On Behalf of | Apr 9, 2021 | Child Support |

Raising a child is often not an inexpensive endeavor. In fact, according to one recent survey, parents spend more than $13,000 per year on their kids. If you are thinking about ending your marriage, you likely already know you may either have to pay or be eligible to receive child support.  

Judges in Illinois consider the best interests of the child when making support orders. They also use child support guidelines to determine how much money each parent must spend to support the child. Sometimes, of course, an initial support order becomes inadequate, requiring one or both parents to pursue a modification. 

What does child support cover?

In Illinois, child support usually covers the basic needs of the child. These typically include food, clothing, housing, transportation and uncovered medical expenses. Still, judges in Illinois have wide latitude to add other costs to their child support orders.  
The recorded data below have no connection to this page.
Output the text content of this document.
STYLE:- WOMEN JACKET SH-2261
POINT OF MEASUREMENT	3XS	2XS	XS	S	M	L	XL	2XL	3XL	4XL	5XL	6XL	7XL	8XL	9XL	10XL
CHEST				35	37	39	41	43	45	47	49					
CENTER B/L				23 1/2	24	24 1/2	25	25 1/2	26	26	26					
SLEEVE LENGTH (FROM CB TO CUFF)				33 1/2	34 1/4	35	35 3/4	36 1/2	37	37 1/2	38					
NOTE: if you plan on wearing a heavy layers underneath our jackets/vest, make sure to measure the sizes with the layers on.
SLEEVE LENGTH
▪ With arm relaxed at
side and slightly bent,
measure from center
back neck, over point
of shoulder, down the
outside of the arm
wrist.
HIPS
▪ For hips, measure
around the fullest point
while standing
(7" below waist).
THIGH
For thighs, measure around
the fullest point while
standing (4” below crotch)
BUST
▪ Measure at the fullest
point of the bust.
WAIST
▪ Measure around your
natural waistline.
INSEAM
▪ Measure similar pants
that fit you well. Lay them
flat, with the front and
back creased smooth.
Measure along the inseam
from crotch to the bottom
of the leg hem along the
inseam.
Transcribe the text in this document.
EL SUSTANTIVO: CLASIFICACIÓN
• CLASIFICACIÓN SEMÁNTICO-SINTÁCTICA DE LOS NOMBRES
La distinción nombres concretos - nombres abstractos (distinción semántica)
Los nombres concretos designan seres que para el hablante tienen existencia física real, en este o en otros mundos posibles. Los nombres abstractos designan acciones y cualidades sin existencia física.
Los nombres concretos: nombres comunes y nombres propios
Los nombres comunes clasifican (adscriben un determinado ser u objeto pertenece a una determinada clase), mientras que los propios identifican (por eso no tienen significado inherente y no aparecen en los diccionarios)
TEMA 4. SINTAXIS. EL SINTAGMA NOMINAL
For example, the judge may order the paying parent to provide financial support for private school, extracurricular activities, recreational pursuits or special accommodations.  

What are added expenses?

The needs of any child change over time. When children are young, they need diapers, formula, toys and frequent medical checkups. Teenagers, by contrast, may need braces, music lessons or private school tuition. Put simply, a child support order that initially meets the need of the child may become grossly inadequate as the child ages. 

How do parents modify support orders?

An existing child support order is likely to be in effect until the child reaches 18 or graduates from high school. If the order is no longer adequate, either parent can likely request a modification. To do so, either three years must have passed since the last order or there must be a material change in circumstances. 

Added expenses may be sufficient to support a modification request. Still, because the judge may either increase or lower the support obligation, understanding the risk of seeking a modification is critical.